As personal as it might feel.

Dots on Horizons that Disappear

November 4, 2021

Mum asks me what the weather is like, ‘where you are?’

She does not remember where I am.  I could be in the next door county. Or country. Or continent.

I tell her it is very dry.

It is: so dry that the lawn is needle sharp beneath bare soles. When I walk across it I can feel the collapsing crunch of termite tunnels; it’s like walking across meringue. 

‘I think we’re getting all your rain’, she says. 

All my African rain in Ireland.

I tell her the rain is close. I can almost smell it: it is that tantalisingly near: my rain.

I tell her we call this time of year The Short Rains.

I hope this might prompt a memory: of Long Rains and rivers that burst muddy banks and soaked roads so that they were Farm 4WD impassable, of those termites taking to the air, gossamer winged and impatient and blinded by the light so that often they burn to nothing on bulbs.

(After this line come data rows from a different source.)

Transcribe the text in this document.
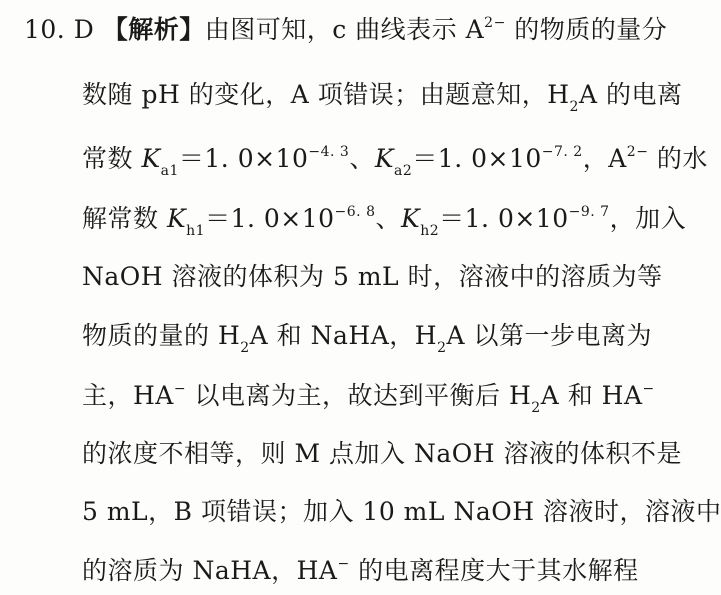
10. D 【解析】由图可知，c 曲线表示 $A^{2-}$ 的物质的量分
数随 pH 的变化，A 项错误；由题意知，$H_2A$ 的电离
常数 $K_{a1}=1$. $0\times 10^{-4. 3}$、$K_{a2}=1$. $0\times 10^{-7. 2}$，$A^{2-}$ 的水
解常数 $K_{h1}=1$. $0\times 10^{-6. 8}$、$K_{h2}=1$. $0\times 10^{-9. 7}$，加入
NaOH 溶液的体积为 5 mL 时，溶液中的溶质为等
物质的量的 $H_2A$ 和 NaHA，$H_2A$ 以第一步电离为
主，HA− 以电离为主，故达到平衡后 $H_2A$ 和 HA−
的浓度不相等，则 M 点加入 NaOH 溶液的体积不是
5 mL，B 项错误；加入 10 mL NaOH 溶液时，溶液中
的溶质为 NaHA，HA− 的电离程度大于其水解程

But no. My nudge does nothing.

I tell her that a storm is circling my mountain, that I can hear it grumbling, can see it black as soot against the foothills.

Do you live on Kilimanjaro, she asks suddenly.

Hooray. 

“I do”, I tell her, “I live on it’s lower slopes, it’s very beautiful”

“I used to live in Tanzania, I think,” she says.

So that there is a second reason for small applause: she has remembered where my mountain is.

“You did, Mum”.

She came here at just 9. It was Tanganyika then.   Later, much later, in her story-telling, my grandmother would roll the names of  all the places they lived off her tongue and they sounded hot and exotic:

Kongwa, Natchingwea. Urambo. 

“You’ve been back since” I say, and I know as I say it that I am edging into dangerous territory, “to visit me”.

No, she says, I have never been back again.

And of this she is certain. 

I cannot count the number of times my mum has visited me here. 10? 15? 20? More like twenty.

This is what dementia does: it pushes memories further and further away so that they grow smaller and smaller, they recede to dots on horizons and then they drop clean off the edge of it. Beginning with the most recent. So my mother cannot recall returning to Tanzania with me when my children were babies, she cannot remember the months she spent here supporting me as I recovered from a long, horrible illness, she has no memory of arriving here sick with depression and leaving well. (No memory of depression even, which confirms not all memories are worth it).

I want her to remember, though.

But she is insistent, ‘No, I have never, ever been back’.

And so I leave it. 

We must be happy with small wins with this shitty illness: she remembered she lived here as a child. That has to be enough. 

That she visited my children is too much of a stretch.